Cicely Tyson is the overwhelming frontrunner to win Best Drama Guest Actress at Gold Derby for her role as Ophelia, Viola Davis' mother on ABC's "How to Get Away with Murder." But she's been in the lead position before and lost — last year we predicted her to win Best Movie/Mini Actress for "The Trip to Bountiful" instead of "American Horror Story:Coven" lead Jessica Lange. Can Tyson's role in the "Mama's Here Now" episode bring her a fourth Emmy?
SYNOPSIS: Ophelia walks into the house and starts shouting for Annalise, who it turns out is her daughter. She wakes up Annalise, who's in a bad state because her husband cheated on her and was then murdered. Ophelia tries to throw out all of Sam's things, but Annalise won't let her. When Ophelia calls her by her given name "Anna-May," she yells at her to call her Annalise instead because that's her new name. Things get tense when Ophelia asks Annalise if she killed Sam, but Annalise simply shakes her head no.

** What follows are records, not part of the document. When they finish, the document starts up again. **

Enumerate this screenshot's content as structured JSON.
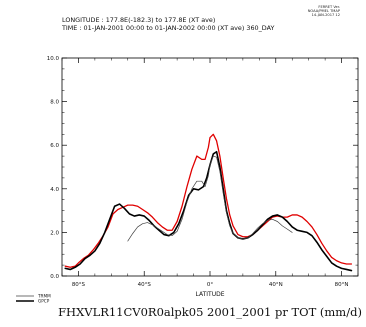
{
  "header": {
    "logo_lines": [
      "FERRET Ver.",
      "NOAA/PMEL TMAP",
      "14-JAN-2017 12"
    ],
    "line1": "LONGITUDE : 177.8E(-182.3) to 177.8E (XT ave)",
    "line2": "TIME : 01-JAN-2001 00:00 to 01-JAN-2002 00:00 (XT ave) 360_DAY"
  },
  "footer": {
    "title": "FHXVLR11CV0R0alpk05 2001_2001 pr TOT (mm/d)"
  },
  "chart_data": {
    "type": "line",
    "xlabel": "LATITUDE",
    "ylabel": "",
    "xlim": [
      -90,
      90
    ],
    "ylim": [
      0,
      10
    ],
    "x_ticks": [
      {
        "value": -80,
        "label": "80°S"
      },
      {
        "value": -40,
        "label": "40°S"
      },
      {
        "value": 0,
        "label": "0°"
      },
      {
        "value": 40,
        "label": "40°N"
      },
      {
        "value": 80,
        "label": "80°N"
      }
    ],
    "y_ticks": [
      {
        "value": 0,
        "label": "0.0"
      },
      {
        "value": 2,
        "label": "2.0"
      },
      {
        "value": 4,
        "label": "4.0"
      },
      {
        "value": 6,
        "label": "6.0"
      },
      {
        "value": 8,
        "label": "8.0"
      },
      {
        "value": 10,
        "label": "10.0"
      }
    ],
    "grid": false,
    "legend_position": "bottom-left",
    "series": [
      {
        "name": "",
        "color": "#e00000",
        "width": 1.3,
        "x": [
          -88,
          -85,
          -82,
          -80,
          -77,
          -74,
          -71,
          -68,
          -65,
          -62,
          -59,
          -56,
          -53,
          -50,
          -47,
          -44,
          -41,
          -38,
          -35,
          -32,
          -29,
          -26,
          -23,
          -20,
          -17,
          -14,
          -11,
          -8,
          -5,
          -3,
          -1,
          0,
          2,
          4,
          6,
          8,
          10,
          12,
          14,
          17,
          20,
          23,
          26,
          29,
          32,
          35,
          38,
          41,
          44,
          47,
          50,
          53,
          56,
          59,
          62,
          65,
          68,
          71,
          74,
          77,
          80,
          83,
          86
        ],
        "y": [
          0.45,
          0.4,
          0.45,
          0.6,
          0.8,
          0.95,
          1.2,
          1.5,
          1.85,
          2.25,
          2.85,
          3.05,
          3.15,
          3.25,
          3.25,
          3.2,
          3.05,
          2.9,
          2.7,
          2.45,
          2.25,
          2.1,
          2.1,
          2.5,
          3.2,
          4.1,
          4.9,
          5.5,
          5.35,
          5.35,
          5.9,
          6.35,
          6.5,
          6.2,
          5.5,
          4.5,
          3.55,
          2.8,
          2.3,
          1.9,
          1.8,
          1.8,
          1.9,
          2.1,
          2.3,
          2.5,
          2.7,
          2.75,
          2.7,
          2.7,
          2.8,
          2.8,
          2.7,
          2.5,
          2.25,
          1.9,
          1.5,
          1.15,
          0.85,
          0.7,
          0.6,
          0.55,
          0.55
        ]
      },
      {
        "name": "GPCP",
        "color": "#000000",
        "width": 1.6,
        "x": [
          -88,
          -85,
          -82,
          -79,
          -76,
          -73,
          -70,
          -67,
          -64,
          -61,
          -58,
          -55,
          -52,
          -49,
          -46,
          -43,
          -40,
          -37,
          -34,
          -31,
          -28,
          -25,
          -22,
          -19,
          -16,
          -13,
          -10,
          -7,
          -4,
          -2,
          0,
          2,
          4,
          6,
          8,
          10,
          12,
          14,
          17,
          20,
          23,
          26,
          29,
          32,
          35,
          38,
          41,
          44,
          47,
          50,
          53,
          56,
          59,
          62,
          65,
          68,
          71,
          74,
          77,
          80,
          83,
          86
        ],
        "y": [
          0.35,
          0.3,
          0.4,
          0.55,
          0.8,
          0.95,
          1.15,
          1.5,
          2.0,
          2.6,
          3.2,
          3.3,
          3.1,
          2.85,
          2.75,
          2.8,
          2.75,
          2.55,
          2.3,
          2.1,
          1.9,
          1.85,
          2.0,
          2.4,
          3.0,
          3.7,
          4.0,
          3.95,
          4.1,
          4.5,
          5.1,
          5.6,
          5.7,
          5.0,
          4.0,
          3.0,
          2.4,
          1.95,
          1.75,
          1.7,
          1.75,
          1.9,
          2.1,
          2.35,
          2.6,
          2.75,
          2.8,
          2.7,
          2.5,
          2.25,
          2.1,
          2.05,
          2.0,
          1.85,
          1.55,
          1.2,
          0.9,
          0.6,
          0.45,
          0.35,
          0.3,
          0.25
        ]
      },
      {
        "name": "TRMM",
        "color": "#404040",
        "width": 0.7,
        "x": [
          -50,
          -47,
          -44,
          -41,
          -38,
          -35,
          -32,
          -29,
          -26,
          -23,
          -20,
          -17,
          -14,
          -11,
          -8,
          -5,
          -3,
          -1,
          0,
          2,
          4,
          6,
          8,
          10,
          12,
          14,
          17,
          20,
          23,
          26,
          29,
          32,
          35,
          38,
          41,
          44,
          47,
          50
        ],
        "y": [
          1.6,
          1.95,
          2.25,
          2.4,
          2.45,
          2.35,
          2.2,
          2.05,
          1.9,
          1.85,
          2.05,
          2.6,
          3.4,
          4.0,
          4.35,
          4.35,
          4.1,
          4.6,
          5.1,
          5.5,
          5.45,
          4.8,
          3.8,
          2.9,
          2.3,
          1.95,
          1.75,
          1.7,
          1.75,
          1.95,
          2.2,
          2.4,
          2.55,
          2.6,
          2.5,
          2.3,
          2.15,
          2.0
        ]
      }
    ]
  }
}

In the kitchen, Annalise reveals that she was raped as a child and asks her mother if she knew, which she did. Ophelia counters by explaining that many girls are raped by men, that's just the way it is. That night, Ophelia is combing Annalise's hair when she reveals the truth of how Annalise's rapist died: Ophelia burned down the house with him inside.

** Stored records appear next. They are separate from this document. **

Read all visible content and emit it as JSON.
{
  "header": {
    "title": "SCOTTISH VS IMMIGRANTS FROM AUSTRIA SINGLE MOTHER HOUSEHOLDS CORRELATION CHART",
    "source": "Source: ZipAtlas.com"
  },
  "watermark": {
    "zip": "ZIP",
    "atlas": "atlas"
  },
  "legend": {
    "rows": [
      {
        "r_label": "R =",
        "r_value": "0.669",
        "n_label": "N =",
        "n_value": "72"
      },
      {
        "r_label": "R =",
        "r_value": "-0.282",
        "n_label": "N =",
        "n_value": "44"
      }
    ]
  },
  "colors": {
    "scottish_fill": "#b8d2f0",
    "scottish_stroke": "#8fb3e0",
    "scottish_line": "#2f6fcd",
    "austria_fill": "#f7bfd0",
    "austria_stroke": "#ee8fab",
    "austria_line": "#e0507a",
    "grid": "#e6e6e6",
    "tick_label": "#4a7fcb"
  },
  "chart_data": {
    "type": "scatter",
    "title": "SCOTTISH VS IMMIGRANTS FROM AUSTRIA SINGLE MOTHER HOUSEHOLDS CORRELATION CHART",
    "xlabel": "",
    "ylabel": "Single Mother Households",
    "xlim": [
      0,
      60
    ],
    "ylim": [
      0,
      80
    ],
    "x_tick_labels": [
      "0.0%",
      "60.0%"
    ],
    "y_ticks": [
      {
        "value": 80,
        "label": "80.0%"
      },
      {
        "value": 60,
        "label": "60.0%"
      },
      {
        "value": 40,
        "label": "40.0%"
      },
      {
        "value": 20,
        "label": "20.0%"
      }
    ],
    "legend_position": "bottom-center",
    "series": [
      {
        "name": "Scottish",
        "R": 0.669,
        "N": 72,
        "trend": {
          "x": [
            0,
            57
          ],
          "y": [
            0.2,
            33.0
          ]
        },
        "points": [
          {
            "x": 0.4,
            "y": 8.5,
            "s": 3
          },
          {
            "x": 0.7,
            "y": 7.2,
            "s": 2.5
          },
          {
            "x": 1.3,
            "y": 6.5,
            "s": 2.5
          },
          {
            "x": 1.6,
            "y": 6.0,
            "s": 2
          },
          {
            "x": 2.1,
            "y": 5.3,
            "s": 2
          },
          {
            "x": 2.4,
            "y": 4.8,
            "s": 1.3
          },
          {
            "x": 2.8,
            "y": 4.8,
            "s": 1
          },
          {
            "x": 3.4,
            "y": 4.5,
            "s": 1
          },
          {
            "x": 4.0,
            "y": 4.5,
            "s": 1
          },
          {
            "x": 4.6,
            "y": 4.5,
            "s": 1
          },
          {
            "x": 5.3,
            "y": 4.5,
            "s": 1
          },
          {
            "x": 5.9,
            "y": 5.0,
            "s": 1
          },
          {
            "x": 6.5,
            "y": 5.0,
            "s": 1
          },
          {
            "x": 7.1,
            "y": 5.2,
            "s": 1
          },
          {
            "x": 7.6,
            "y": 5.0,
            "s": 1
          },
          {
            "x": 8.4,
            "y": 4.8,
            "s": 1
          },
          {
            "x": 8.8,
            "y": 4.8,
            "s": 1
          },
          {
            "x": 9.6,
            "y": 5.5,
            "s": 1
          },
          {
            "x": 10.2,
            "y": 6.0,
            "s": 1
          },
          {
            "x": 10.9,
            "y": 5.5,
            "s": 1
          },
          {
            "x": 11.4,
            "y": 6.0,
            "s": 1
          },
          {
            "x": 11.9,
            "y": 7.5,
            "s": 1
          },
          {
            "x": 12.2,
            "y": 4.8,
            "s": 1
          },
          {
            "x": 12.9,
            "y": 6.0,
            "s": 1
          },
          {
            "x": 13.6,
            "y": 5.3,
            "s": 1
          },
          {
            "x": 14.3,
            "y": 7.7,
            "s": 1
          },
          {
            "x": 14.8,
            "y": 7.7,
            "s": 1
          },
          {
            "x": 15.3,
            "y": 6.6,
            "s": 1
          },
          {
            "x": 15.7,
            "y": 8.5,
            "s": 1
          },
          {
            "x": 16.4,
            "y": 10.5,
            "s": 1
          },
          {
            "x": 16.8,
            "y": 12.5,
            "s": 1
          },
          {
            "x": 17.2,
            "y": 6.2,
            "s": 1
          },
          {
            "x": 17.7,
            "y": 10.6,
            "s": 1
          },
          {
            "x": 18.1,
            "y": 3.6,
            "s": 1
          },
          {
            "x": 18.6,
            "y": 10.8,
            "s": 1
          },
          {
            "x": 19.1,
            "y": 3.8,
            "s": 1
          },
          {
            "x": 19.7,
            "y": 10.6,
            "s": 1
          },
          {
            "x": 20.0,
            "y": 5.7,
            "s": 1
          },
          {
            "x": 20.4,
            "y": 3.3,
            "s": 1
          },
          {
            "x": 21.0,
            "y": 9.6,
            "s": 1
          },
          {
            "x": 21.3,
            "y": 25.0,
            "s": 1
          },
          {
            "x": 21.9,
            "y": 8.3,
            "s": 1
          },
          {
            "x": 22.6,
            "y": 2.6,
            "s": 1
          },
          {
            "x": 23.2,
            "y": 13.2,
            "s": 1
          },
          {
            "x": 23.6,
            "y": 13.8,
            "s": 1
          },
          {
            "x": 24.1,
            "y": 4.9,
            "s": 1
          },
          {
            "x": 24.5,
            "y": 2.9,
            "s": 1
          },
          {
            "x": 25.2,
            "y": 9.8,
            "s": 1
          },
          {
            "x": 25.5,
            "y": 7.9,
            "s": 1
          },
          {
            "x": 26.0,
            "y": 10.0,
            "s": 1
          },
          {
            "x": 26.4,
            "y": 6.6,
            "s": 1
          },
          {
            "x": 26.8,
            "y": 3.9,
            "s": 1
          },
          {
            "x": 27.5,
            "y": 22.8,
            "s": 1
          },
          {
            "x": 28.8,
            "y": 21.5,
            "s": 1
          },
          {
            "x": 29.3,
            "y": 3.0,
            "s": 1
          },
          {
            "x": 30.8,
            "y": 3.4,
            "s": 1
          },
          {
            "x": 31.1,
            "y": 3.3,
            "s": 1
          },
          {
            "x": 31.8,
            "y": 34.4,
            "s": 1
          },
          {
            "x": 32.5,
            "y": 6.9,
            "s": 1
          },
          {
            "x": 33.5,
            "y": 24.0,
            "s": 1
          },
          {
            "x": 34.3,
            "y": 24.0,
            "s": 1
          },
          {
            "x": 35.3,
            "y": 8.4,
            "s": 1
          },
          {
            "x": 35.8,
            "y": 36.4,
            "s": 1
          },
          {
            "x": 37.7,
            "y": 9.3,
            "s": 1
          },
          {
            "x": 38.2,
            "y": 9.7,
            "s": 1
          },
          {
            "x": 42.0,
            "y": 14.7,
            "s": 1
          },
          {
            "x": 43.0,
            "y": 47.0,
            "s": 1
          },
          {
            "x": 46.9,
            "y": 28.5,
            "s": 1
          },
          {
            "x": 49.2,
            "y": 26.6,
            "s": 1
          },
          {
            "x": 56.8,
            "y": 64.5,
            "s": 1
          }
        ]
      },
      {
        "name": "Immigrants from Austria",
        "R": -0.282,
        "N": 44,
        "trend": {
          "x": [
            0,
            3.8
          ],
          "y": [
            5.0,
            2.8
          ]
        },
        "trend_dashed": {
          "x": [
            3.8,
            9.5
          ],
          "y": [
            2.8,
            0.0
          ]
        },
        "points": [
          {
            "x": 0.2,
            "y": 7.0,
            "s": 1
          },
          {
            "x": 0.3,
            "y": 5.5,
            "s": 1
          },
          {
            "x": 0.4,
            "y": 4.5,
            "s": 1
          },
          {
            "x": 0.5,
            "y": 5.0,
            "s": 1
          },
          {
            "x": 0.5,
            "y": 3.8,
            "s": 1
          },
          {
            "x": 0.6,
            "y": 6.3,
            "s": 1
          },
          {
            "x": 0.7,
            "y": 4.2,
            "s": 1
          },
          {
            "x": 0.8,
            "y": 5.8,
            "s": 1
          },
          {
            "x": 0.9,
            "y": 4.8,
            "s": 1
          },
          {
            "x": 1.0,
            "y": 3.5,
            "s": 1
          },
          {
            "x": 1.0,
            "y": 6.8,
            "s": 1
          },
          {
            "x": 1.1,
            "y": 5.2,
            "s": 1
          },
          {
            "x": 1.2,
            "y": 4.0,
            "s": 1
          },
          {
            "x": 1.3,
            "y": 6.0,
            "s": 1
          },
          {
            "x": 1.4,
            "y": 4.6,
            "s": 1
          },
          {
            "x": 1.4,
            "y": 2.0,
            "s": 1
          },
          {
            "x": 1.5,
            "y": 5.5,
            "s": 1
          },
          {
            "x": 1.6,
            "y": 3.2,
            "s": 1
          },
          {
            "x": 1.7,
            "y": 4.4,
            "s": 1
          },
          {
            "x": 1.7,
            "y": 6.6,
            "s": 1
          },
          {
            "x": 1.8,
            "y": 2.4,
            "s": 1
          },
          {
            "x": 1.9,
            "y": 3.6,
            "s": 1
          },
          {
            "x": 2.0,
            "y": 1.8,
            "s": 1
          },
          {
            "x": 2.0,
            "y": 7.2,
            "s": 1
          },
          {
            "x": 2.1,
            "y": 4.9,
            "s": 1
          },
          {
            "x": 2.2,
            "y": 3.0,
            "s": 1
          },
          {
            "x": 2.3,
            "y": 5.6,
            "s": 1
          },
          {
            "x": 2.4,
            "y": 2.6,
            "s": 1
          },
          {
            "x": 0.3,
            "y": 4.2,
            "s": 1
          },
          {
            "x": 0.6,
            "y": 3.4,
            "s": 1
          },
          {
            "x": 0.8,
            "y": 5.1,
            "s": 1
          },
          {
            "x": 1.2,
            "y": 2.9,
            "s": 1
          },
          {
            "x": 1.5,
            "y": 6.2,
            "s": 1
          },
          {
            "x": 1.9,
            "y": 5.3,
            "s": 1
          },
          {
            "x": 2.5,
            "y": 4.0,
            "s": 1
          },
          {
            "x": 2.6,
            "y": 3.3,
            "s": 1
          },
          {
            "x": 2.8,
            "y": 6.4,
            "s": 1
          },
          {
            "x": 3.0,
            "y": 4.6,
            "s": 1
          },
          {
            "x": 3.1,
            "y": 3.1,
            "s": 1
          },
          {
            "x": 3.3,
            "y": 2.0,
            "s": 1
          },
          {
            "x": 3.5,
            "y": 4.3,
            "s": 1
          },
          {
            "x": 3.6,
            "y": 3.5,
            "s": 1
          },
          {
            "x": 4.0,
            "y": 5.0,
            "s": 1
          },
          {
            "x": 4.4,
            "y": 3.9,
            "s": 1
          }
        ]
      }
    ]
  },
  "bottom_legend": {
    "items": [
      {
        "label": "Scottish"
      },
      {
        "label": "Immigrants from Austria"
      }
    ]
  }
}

Can this TV legend win for this new role for "Mama's Here Now"? Let's consider the pros and cons:
Tyson has won three Emmys in her long career: Actress of the Year and Lead Actress for "The Autobiography of Miss Jane Pittman" (1974) and Limited Series Supporting Actress for "Oldest Living Confederate Widow Tells All" (1994). As it's been more than 20 years since she last prevailed, academy members may feel the urge to honor her again.

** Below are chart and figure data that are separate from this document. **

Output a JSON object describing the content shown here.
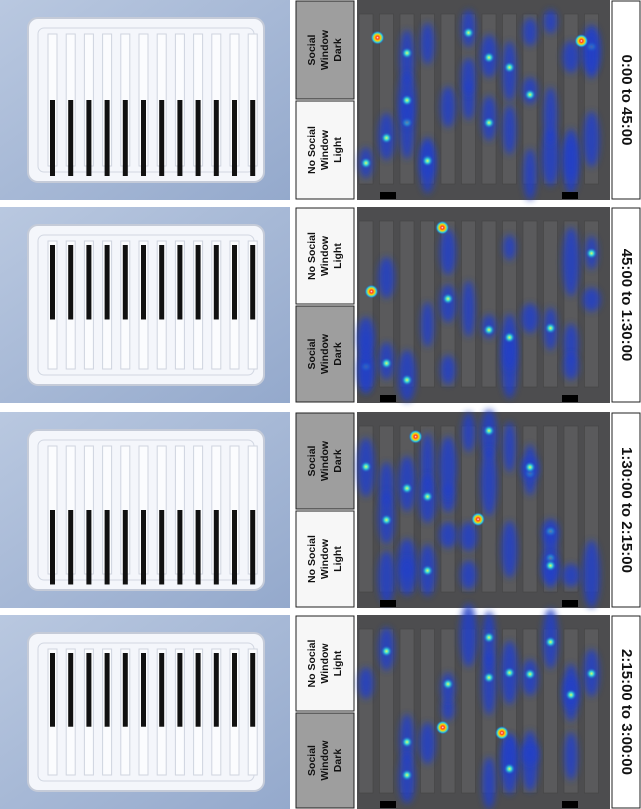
{
  "panels": [
    {
      "time": "0:00 to 45:00",
      "top": {
        "lines": [
          "Social",
          "Window",
          "Dark"
        ]
      },
      "bottom": {
        "lines": [
          "No Social",
          "Window",
          "Light"
        ]
      }
    },
    {
      "time": "45:00 to 1:30:00",
      "top": {
        "lines": [
          "No Social",
          "Window",
          "Light"
        ]
      },
      "bottom": {
        "lines": [
          "Social",
          "Window",
          "Dark"
        ]
      }
    },
    {
      "time": "1:30:00 to 2:15:00",
      "top": {
        "lines": [
          "Social",
          "Window",
          "Dark"
        ]
      },
      "bottom": {
        "lines": [
          "No Social",
          "Window",
          "Light"
        ]
      }
    },
    {
      "time": "2:15:00 to 3:00:00",
      "top": {
        "lines": [
          "No Social",
          "Window",
          "Light"
        ]
      },
      "bottom": {
        "lines": [
          "Social",
          "Window",
          "Dark"
        ]
      }
    }
  ]
}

Emmy voters won't be able to take their eyes off the screen during the many scenes between Tyson and Davis. There's lots of emotion, some humor and a really impactful coda that'll surely stick with them when it's time to fill out their final ballots.
Tyson is the overwhelming frontrunner to win Best Drama Guest Actress according to Gold Derby's exclusive rankings that combine the predictions of our Experts, Editors and Users. She has near-unanimous odds of 1/5 to claim the trophy.
Last year, many thought Tyson was a slam dunk to take hoe an Emmy for recreating her Tony-winning turn in "The Trip to Bountiful." Might we be overestimating Tyson's chances yet again?
Despite this being the "guest" category, Tyson could be hurt by the fact that she only appeared in one episode. The last time a guest actress won the drama Emmy for a one-and-done performance was Ann-Margret in 2010 for "Law & Order: Special Victims Unit." In recent years, voters have favored recurring performances in these guest races.
Will the Emmys embrace a primetime soap opera like "How to Get Away with Murder"? That remains to be seen.